In summary, our study shows that prediabetes and diabetes appear to be independent risk factors for QTc interval prolongation after controlling for potential cofounders.The QTc interval is remarkably associated with glucose metabolism indices (including FPS, PPS, and HbA1c). In view of this, it is reasonable to consider whether the QTc interval alone should become a novel target for clinical intervention. Our study supports the concept that postprandial glucose level elevation may have an important role in the pathogenesis of cardiovascular complications [31]. Consistent with the previous study [37], we found that hyperglycemia, especially postprandial is an important risk factor for QTc prolongation in this study. Impaired glucose regulation appears to be an indication to evaluate and monitor the QTc interval in the population. We believe that our data are relevant in terms of public health. Further research is needed to verify whether glucose control among people with impaired glucose regulation may be useful in reducing QTc interval prolongation and ultimately limiting the risk of ventricular arrhythmia and sudden death.

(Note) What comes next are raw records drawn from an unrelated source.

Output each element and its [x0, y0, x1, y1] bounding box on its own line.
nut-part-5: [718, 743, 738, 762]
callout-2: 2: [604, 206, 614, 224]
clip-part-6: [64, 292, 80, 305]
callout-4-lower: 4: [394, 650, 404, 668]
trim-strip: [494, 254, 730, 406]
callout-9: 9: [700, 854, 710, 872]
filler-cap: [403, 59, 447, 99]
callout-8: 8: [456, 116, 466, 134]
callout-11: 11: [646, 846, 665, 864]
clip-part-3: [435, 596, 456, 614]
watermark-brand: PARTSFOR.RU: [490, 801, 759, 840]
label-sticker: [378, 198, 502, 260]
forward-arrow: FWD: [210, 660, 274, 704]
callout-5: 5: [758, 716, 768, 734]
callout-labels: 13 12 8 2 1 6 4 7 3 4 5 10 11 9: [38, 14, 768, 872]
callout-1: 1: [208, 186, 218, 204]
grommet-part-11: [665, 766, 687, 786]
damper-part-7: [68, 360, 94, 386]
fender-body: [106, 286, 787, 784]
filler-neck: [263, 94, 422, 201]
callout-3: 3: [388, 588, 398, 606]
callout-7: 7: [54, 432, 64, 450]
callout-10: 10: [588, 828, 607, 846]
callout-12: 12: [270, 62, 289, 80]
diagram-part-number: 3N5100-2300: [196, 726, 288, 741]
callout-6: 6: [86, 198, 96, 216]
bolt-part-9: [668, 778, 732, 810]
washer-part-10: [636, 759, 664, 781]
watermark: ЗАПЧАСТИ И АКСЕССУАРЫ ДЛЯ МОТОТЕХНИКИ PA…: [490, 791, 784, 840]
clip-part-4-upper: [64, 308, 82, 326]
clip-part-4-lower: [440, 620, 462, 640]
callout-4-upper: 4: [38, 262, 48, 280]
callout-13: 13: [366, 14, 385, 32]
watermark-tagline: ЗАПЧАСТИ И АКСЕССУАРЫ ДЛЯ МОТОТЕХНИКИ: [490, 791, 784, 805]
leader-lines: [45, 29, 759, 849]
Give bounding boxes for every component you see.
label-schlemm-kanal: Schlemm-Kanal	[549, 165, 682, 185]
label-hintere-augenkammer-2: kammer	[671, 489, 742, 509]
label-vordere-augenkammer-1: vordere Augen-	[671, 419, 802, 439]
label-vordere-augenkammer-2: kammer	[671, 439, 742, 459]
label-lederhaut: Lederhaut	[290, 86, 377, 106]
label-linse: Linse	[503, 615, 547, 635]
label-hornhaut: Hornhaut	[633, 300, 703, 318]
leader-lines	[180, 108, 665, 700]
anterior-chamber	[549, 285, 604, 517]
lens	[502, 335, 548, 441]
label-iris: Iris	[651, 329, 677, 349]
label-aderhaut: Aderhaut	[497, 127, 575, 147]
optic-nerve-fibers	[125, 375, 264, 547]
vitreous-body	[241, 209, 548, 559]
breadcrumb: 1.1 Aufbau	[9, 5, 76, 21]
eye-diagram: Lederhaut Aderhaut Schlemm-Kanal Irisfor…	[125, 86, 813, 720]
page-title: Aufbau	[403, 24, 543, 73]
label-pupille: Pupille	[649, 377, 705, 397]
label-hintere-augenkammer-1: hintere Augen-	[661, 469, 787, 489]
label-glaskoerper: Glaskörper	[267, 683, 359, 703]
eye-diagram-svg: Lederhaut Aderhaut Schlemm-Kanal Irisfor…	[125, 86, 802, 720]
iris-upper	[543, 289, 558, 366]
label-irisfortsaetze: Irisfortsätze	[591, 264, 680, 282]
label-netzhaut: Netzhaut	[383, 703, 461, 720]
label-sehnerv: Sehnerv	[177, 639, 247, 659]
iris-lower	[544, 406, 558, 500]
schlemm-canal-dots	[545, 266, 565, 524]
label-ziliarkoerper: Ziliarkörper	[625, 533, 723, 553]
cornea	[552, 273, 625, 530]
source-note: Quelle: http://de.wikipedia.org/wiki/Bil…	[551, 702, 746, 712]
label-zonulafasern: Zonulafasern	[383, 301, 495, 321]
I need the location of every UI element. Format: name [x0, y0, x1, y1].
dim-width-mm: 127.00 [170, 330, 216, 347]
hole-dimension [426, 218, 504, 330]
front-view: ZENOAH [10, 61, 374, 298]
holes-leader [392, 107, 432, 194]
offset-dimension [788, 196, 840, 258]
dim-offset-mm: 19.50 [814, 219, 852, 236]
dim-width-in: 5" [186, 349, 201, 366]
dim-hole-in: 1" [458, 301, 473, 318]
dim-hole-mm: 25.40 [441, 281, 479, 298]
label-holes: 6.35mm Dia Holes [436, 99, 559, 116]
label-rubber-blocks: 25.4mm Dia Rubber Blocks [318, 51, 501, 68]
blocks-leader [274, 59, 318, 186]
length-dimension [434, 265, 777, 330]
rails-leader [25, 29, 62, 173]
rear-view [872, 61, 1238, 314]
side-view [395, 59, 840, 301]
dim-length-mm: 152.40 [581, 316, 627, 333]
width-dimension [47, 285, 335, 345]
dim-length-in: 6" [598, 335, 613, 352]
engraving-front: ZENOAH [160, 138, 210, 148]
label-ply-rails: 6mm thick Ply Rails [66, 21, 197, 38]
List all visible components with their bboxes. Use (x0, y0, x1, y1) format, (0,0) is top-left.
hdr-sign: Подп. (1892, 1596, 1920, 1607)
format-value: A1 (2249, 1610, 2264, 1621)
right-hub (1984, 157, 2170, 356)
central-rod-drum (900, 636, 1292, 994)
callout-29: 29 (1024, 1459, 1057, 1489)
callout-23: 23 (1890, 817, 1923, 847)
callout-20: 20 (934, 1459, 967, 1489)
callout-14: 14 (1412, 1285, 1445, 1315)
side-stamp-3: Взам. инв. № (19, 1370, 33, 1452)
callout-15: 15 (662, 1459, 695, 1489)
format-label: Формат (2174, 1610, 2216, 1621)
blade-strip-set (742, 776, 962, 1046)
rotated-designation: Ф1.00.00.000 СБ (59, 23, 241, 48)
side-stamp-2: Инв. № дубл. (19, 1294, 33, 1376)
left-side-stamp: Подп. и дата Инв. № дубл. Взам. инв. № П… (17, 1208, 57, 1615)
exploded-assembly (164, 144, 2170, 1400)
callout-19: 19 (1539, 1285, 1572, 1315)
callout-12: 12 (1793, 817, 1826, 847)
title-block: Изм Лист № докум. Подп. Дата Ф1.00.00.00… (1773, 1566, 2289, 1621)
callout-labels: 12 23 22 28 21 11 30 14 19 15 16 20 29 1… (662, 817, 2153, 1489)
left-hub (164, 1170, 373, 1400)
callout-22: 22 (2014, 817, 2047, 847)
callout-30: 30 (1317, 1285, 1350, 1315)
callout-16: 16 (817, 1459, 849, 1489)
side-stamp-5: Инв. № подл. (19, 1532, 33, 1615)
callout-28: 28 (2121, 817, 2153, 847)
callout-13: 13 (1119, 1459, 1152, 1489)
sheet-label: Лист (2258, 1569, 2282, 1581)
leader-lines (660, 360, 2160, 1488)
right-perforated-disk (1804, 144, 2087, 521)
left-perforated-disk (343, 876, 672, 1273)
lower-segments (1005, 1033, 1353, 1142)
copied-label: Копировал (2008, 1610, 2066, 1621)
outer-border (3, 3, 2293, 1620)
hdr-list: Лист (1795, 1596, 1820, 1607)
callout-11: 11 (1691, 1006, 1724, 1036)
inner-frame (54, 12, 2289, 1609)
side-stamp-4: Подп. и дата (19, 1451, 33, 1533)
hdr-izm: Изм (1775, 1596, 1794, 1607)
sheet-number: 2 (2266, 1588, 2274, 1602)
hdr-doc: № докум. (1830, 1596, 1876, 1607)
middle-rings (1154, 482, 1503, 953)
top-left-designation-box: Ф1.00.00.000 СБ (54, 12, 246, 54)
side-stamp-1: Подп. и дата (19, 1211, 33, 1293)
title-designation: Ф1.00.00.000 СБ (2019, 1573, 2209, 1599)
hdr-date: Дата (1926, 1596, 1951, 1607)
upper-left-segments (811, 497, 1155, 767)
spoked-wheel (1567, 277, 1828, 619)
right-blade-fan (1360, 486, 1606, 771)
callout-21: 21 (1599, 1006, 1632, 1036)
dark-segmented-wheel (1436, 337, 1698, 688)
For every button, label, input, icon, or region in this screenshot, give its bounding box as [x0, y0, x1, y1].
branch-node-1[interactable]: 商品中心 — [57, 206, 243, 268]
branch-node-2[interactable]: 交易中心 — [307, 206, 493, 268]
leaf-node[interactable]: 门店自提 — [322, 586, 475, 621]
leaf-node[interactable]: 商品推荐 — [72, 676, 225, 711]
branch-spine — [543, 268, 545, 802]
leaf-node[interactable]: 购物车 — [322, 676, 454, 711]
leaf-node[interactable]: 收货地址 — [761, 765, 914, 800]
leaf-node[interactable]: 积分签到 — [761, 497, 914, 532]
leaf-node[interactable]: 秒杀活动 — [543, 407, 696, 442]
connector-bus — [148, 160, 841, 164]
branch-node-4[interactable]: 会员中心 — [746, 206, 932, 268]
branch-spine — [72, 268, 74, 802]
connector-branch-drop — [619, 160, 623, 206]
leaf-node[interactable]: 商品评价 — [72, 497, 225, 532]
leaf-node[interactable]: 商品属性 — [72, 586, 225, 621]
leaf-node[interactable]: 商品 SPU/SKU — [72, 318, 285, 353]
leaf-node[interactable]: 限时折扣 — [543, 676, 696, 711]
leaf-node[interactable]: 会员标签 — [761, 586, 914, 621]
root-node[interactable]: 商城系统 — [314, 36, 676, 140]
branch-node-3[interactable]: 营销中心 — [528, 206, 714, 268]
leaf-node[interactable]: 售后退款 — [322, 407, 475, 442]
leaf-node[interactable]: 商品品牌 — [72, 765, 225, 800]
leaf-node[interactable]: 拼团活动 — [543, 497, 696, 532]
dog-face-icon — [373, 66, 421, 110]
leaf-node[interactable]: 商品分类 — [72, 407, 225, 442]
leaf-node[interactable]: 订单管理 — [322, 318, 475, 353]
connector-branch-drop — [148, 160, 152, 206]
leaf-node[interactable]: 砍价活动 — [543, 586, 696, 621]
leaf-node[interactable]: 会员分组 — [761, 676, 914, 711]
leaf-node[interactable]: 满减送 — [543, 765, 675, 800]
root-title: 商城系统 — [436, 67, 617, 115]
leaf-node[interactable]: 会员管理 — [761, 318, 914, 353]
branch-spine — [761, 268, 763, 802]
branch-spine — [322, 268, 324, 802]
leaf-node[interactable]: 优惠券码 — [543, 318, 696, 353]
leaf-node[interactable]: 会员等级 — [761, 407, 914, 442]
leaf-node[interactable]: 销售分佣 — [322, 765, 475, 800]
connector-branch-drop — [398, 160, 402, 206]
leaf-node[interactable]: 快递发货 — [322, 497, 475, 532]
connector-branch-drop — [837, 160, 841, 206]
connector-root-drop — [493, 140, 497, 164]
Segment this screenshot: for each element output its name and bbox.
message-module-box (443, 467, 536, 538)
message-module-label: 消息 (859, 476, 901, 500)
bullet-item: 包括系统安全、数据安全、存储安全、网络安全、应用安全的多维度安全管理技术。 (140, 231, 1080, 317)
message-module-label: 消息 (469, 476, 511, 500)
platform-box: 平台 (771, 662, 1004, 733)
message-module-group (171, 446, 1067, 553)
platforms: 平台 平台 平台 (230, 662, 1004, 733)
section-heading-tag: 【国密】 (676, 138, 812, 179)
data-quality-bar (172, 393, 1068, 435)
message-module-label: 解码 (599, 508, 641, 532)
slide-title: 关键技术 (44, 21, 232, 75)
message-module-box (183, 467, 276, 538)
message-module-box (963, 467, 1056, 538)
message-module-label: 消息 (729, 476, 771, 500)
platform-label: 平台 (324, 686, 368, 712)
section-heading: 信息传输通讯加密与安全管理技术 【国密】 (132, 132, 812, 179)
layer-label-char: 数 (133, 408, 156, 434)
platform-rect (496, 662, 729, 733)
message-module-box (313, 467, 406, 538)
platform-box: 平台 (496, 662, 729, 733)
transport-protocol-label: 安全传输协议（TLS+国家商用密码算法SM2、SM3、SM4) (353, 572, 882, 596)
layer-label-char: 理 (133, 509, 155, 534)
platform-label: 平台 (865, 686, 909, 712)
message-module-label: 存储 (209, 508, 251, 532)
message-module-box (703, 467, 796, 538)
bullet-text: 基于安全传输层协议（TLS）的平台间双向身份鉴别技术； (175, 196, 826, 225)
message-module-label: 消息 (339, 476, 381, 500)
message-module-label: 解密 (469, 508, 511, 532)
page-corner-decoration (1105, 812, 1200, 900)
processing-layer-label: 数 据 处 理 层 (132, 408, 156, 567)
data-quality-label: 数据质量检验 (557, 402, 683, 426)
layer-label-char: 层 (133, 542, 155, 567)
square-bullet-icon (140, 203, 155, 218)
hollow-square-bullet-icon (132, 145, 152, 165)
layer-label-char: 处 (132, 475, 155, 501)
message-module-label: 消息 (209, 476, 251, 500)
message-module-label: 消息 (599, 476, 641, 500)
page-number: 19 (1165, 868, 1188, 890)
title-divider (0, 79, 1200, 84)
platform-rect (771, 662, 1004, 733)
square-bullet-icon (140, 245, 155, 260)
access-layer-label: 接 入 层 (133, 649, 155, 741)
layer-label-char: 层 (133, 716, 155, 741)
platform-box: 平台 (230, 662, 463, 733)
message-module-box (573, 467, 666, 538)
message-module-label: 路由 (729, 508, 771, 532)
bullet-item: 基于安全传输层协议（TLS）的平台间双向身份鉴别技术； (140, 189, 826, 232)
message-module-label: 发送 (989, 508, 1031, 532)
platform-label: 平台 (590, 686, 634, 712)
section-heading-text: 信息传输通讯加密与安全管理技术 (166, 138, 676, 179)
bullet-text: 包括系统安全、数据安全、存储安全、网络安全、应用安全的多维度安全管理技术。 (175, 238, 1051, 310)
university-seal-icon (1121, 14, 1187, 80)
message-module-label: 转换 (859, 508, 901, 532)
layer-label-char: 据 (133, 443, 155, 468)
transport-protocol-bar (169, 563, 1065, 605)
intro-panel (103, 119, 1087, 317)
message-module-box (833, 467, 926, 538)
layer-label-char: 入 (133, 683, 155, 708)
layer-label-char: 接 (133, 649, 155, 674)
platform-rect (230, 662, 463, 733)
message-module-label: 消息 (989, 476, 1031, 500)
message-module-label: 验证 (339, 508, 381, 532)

The advantage of the present study is that we evaluated the relationship between all different glycometabolism conditions and the QTc interval in a large-scale population. Our study also has some limitations. First, given the cross-sectional nature of the study design, a cause-effect relationship between abnormal glucose metabolism and the QTc interval could not be verified. Further prospective studies are needed to analyze the potential pathophysiological mechanism of this correlation. Second, inaddition to the QTc interval, other markers of cardiac repolarization abnormalities, such as QT dispersion, were not evaluated. Third, because our data were obtained from middle-aged and older subjects, and the gender proportions were unbalanced, it has yet to be seen whether our results can be generalized to younger populations or other ethnic groups. Last, the QTc intervals were from one ECG which might not represent the true resting heart rate.